Until now, there hasn’t been much indication in national polling that Barack Obama’s embrace of class-warfare rhetoric had gained him much standing with the electorate. On September 8, when Obama gave his jobs speech to a joint session of Congress and kicked off his new populist strategy, the Real Clear Politics poll average for Obama’s job approval was 43.8/51.6. Yesterday’s was 44.0/50.9, hardly any change at all, and the chart shows a more stable period than anything preceding it this year.
Today, however, Quinnipiac reports a moderate boost in Obama’s standing to 47/49, up from last month’s 41/55:
President Barack Obama’s job approval rating is up, from a negative 41 – 55 percent October 5, to a split today with 47 percent approving and 49 percent disapproving in a Quinnipiac University poll released today. The president has leads of 5 to 16 percentage points over likely Republican challengers.
Voters also are divided 47 – 49 percent on whether Obama deserves reelection, compared to last month, when voters said 54 – 42 percent he did not deserve reelection.
Not so fast, says National Journal’s Steven Shepard:
Obama “seems to be improving in voters’ eyes almost across-the-board,” said Peter Brown, assistant director of the Quinnipiac University Polling Institute. “He scores big gains among the groups with whom he has had the most problems — whites and men. Women also shift from a five-point negative to a four-point positive.”
In addition to his improved approval rating, Obama also leads Romney, his closest GOP challenger, by five points, 47 percent to 42 percent, turning around a four-point deficit a month ago.

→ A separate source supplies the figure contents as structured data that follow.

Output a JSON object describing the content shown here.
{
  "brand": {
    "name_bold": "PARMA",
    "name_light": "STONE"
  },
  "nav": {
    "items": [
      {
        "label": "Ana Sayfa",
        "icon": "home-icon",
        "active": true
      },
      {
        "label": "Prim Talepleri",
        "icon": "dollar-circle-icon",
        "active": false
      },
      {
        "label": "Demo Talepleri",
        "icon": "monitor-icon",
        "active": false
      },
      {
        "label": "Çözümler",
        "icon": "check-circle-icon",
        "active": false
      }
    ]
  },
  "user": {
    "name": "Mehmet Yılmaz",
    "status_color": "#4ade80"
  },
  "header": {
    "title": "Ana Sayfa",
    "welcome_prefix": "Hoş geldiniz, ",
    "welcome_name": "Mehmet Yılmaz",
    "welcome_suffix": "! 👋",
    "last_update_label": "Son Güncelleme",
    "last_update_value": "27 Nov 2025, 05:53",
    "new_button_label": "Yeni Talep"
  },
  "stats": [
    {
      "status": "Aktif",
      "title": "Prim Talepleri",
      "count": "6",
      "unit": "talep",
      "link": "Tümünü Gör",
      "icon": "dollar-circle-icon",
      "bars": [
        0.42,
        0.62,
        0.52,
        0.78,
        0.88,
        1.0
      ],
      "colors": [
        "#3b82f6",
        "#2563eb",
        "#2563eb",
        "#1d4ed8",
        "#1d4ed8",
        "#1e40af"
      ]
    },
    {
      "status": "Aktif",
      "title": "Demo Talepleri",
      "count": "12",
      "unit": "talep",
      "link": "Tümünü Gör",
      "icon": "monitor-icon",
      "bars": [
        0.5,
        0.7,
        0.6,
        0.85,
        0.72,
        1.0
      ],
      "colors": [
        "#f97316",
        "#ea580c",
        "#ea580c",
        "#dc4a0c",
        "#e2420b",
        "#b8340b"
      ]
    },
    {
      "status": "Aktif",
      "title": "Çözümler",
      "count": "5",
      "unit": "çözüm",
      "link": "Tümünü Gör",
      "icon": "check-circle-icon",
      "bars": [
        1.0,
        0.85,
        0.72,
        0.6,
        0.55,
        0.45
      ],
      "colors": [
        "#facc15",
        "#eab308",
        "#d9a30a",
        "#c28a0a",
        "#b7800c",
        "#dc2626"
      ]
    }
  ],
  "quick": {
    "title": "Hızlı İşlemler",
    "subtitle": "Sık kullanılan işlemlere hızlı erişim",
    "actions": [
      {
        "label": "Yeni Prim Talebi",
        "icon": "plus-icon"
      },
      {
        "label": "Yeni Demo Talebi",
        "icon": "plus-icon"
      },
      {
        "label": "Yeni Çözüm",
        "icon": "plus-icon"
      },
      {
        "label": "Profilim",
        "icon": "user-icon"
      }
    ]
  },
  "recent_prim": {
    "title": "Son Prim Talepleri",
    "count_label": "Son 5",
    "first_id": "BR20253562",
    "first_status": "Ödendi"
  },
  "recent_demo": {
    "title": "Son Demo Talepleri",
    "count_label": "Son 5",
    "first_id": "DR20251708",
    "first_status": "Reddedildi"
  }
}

Obama posts double-digit leads — and clears the crucial 50-percent threshold — over Cain (50 percent to 40 percent), Gingrich (52 percent to 37 percent) and Perry (52 percent to 36 percent).
Still, there are indications that the poll could just be a blip. There is little change in the crosstabs by party from last month, when Romney led Obama by four points. Independents broke for Romney by five points in each survey, yet, overall, there was a nine-point swing. It simply appears that this month’s sample is significantly more Democratic.
Shepard asked Quinnipiac to release their demographics in both surveys to check sampling. So far, they haven’t responded. However, if the results by party in both polls are identical and yet Obama gained in popularity, then Shepard is probably correct that the new sample included more Democrats at the expense of either Republicans, independents, or both.
Among Republican primary voters, Herman Cain has a significant lead over Mitt Romney, 30/23, and beats Romney 47/39 in a two-man race for the nomination. However, almost all of this polling took place before the Politico story about two settlements over harassment claims at the National Restaurant Association. So far that story doesn’t seem to be gaining traction among GOP primary voters and might even be attracting support for Cain as he fights the national media. This Q-poll will serve as a pretty good baseline for future polling to determine whether Cain ends up damaged or helped by the imbroglio this week.